Eleanor Bloxham 2013年11月19日
11月19日,在微软召开的年度大会上,股东们将有机会询问董事会其首席执行官的继任流程。他们应该问的问题如下。

    你们已经敲定新任首席执行官的绩效指标,采取无合同政策并找到谈判最合算薪酬奖金方案的办法了吗?

    如果董事会已经准备好了管用的职位描述,董事就能让首席执行官候选人知道自己的绩效将会如何衡量。比如,董事会希望首席执行官操纵股价或营收吗?那么股东总回报(TSR,total shareholder return)和每股收益(EPS,earnings per share)就是合理的指标。如果他们想要更高的目标,就应该就与这些期望相关的衡量标准进行沟通。

    董事会应该制订“首席执行官无合同”政策,这是高盛公司(Goldman Sachs)董事会成员比尔•乔治首创的。在经济形势急转直下的时期,“首席执行官无合同”能使重新谈判薪酬的难度大为降低,解雇首席执行官时也无需支付未经承诺的额外赔偿。想想当年惠普前任首席执行官马克•赫德和老东家不欢而散时拿到手的巨额分手费吧。不过当董事会心急火燎地要找到新管家时,不管打着口哨的牛仔(也就是首席执行官候选人)提出多高的薪资要求,它常常身不由己地照付不误,对各种疯狂的薪酬方案都会一口答应。

    福特公司(Ford)的首席执行官艾伦•穆拉利一直都被认为是鲍尔默的潜在接班人之一。穆拉利在福特享有极为丰厚的待遇,微软最好不要原样照搬这套方案。据CNN金融频道(CNNMoney)今年三月的一个报道称,尽管没有“实现为高管支薪设定的众多内部绩效目标”,他2012年还是赚了2100万美元并“在其领导福特的六年时间里积累了价值超过3亿美元的福特股票”。

    股东们还应该问问,对于一心想从公司钱袋子里大捞特捞的首席执行官候选人,是否应该取消其参选资格。同时为了鼓励公司内部有一批能持续参选的候选人,董事会是否考虑过制定相关规定,比如向其支付的薪酬不超过鲍尔默直接下属的20%?

    董事会发现,如果选的是内部候选人,薪酬谈判就要容易得多。不过有些董事会也已成功地在战略上运用商业情报让外来者的薪酬要求降了一个台阶。股东们应该感到好奇的是,董事们对自己的弱点有多清楚,以及他们是否会出于自己的利益考虑要求某人进入或离开董事会。可以想想美国证券交易委员会(SEC)前主席理查德•布雷登当年作为世通公司的独立监察员时扮演的角色,那时他掌握着世通公司新高管薪酬方案的最终审批权。

    你们向首席执行官候选人解释过他们是不能进入董事会的吗?

    当然,微软董事对新任首席执行官的意见会非常重视。但是他会参加董事会——他不需要投票权。美国公司董事联合会(National Association of Corporate Directors)创始人兼名誉退休主席约翰•M.纳什表示:“首席执行官不应该进入董事会。”(独家披露:纳什曾在本人的公司效力。)

    这可能是所有建议中最触及根本的了。不过如果股东白白地让提出这个建议的机会溜掉有什么好处呢?如果股东们希望微软董事会做出明智的选择并走上正确的方向,那11月19日他们就需要明确表态:董事们必须首先齐心协力、行动一致——然后再向新任首席执行官明确表示,独立董事将会执掌大局。

    就算董事会在本次会议前就宣布了新任首席执行官的人选,股东们也应该不依不饶地抛出这些问题。毕竟,一个在错误条件下聘用的新任首席执行官可能很快就会证明是个不当人选。(财富中文网)

    埃莉诺•布洛克斯汉姆是价值联盟及公司治理联盟公司(The Value Alliance and Corporate Governance Alliance,http://thevaluealliance.com)的首席执行官,这个企业主要提供董事会培训及咨询服务。

    译者:清远

    Have you identified the new CEO's performance metrics, adopted a no contracts policy, and figured out ways to negotiate the most cost-effective salary and bonus package?

    If the board has developed an effective job description, the directors will be able to let CEO candidates know how their performance will be measured. For example, does the board want the CEO to manipulate stock price or earnings? Then TSR (total shareholder return) and EPS (earnings per share) are reasonable metrics. If they are seeking loftier goals, they should communicate measures tied to those expectations.

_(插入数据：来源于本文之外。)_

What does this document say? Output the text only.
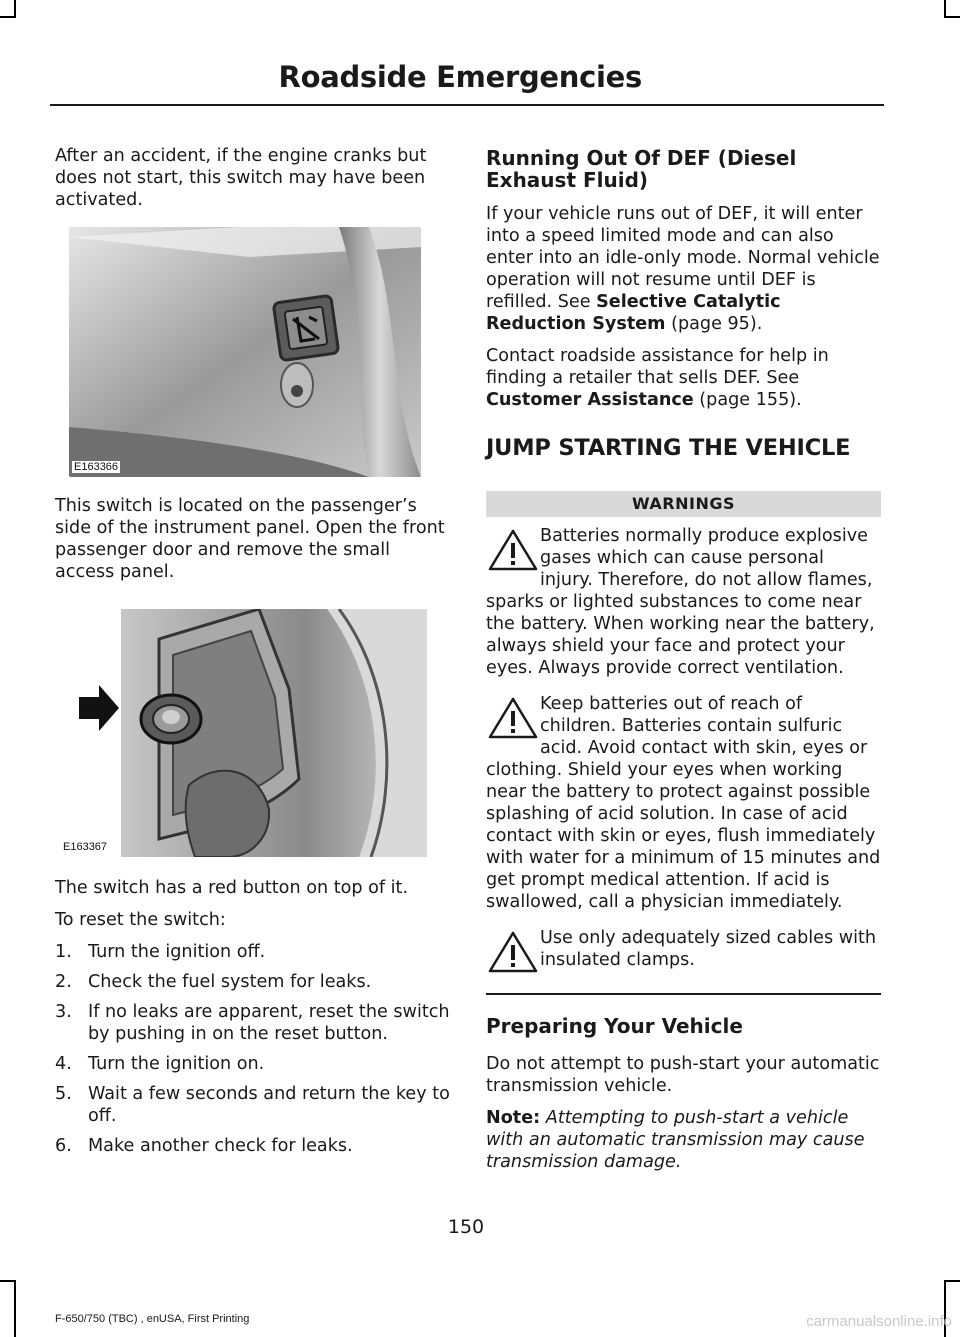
Roadside Emergencies

After an accident, if the engine cranks but does not start, this switch may have been activated.

E163366

This switch is located on the passenger’s side of the instrument panel. Open the front passenger door and remove the small access panel.

E163367

The switch has a red button on top of it.

To reset the switch:

1. Turn the ignition off.
2. Check the fuel system for leaks.
3. If no leaks are apparent, reset the switch by pushing in on the reset button.
4. Turn the ignition on.
5. Wait a few seconds and return the key to off.
6. Make another check for leaks.
Running Out Of DEF (Diesel Exhaust Fluid)

If your vehicle runs out of DEF, it will enter into a speed limited mode and can also enter into an idle-only mode. Normal vehicle operation will not resume until DEF is refilled. See Selective Catalytic Reduction System (page 95).

Contact roadside assistance for help in finding a retailer that sells DEF. See Customer Assistance (page 155).

JUMP STARTING THE VEHICLE
WARNINGS

Batteries normally produce explosive gases which can cause personal injury. Therefore, do not allow flames, sparks or lighted substances to come near the battery. When working near the battery, always shield your face and protect your eyes. Always provide correct ventilation.

Keep batteries out of reach of children. Batteries contain sulfuric acid. Avoid contact with skin, eyes or clothing. Shield your eyes when working near the battery to protect against possible splashing of acid solution. In case of acid contact with skin or eyes, flush immediately with water for a minimum of 15 minutes and get prompt medical attention. If acid is swallowed, call a physician immediately.

Use only adequately sized cables with insulated clamps.

Preparing Your Vehicle

Do not attempt to push-start your automatic transmission vehicle.

Note: Attempting to push-start a vehicle with an automatic transmission may cause transmission damage.

150
F-650/750 (TBC) , enUSA, First Printing	carmanualsonline.info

    Boards should establish a "no CEO contracts" policy, something Goldman Sachs (GS) board member Bill George has championed. No CEO contracts make it much easier to renegotiate pay when the bloom has gone off the rose and fire a CEO without unwarranted obligations. Consider the huge payout given to former HP CEO Mark Hurd upon his unsavory exit. But when a board has a gun to its head to find a new hire, it often caves into paying whatever the whistling cowboy (a.k.a. the CEO candidate) dictates and agreeing to all kinds of crazy compensation arrangements.

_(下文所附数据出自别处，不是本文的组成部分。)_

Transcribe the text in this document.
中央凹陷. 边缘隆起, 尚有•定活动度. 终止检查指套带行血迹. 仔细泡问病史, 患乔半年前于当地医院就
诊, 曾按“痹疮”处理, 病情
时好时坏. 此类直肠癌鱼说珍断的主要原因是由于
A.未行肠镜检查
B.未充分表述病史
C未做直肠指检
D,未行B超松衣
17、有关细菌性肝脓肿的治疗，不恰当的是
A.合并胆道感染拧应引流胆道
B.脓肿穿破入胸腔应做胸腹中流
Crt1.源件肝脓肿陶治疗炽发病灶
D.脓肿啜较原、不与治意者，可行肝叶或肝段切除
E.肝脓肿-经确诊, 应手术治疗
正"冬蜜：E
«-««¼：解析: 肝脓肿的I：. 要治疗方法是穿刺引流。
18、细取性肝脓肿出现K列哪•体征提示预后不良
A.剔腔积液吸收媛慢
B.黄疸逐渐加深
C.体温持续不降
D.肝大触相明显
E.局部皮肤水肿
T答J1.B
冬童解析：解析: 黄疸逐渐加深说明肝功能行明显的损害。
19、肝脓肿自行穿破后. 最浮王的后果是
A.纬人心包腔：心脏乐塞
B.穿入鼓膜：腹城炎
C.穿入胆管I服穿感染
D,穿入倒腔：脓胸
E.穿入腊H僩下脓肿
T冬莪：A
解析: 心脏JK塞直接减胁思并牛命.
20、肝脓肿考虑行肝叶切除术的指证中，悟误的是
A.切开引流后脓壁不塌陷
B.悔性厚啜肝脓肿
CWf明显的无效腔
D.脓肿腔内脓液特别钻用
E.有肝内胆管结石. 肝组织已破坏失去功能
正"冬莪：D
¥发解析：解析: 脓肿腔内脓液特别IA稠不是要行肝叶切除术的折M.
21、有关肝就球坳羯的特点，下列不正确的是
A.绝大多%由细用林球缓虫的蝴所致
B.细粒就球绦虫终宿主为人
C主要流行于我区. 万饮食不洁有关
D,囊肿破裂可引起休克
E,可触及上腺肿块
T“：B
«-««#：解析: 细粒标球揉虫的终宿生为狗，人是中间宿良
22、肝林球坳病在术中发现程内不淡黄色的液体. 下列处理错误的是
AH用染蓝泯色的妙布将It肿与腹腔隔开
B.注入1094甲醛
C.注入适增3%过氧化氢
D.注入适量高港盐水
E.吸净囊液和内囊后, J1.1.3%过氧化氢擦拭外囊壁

    Ford's CEO Alan Mulally has been suggested as a potential candidate to replace Ballmer. Mulally has had a sweet deal at Ford (F) that Microsoft should not seek to replicate. Despite falling "well short of numerous internal performance targets used to set pay for top executives," according to a CNNMoney report from March, he earned $21 million in 2012 and has "accumulated Ford stock worth more than $300 million in the six-plus years he has led Ford."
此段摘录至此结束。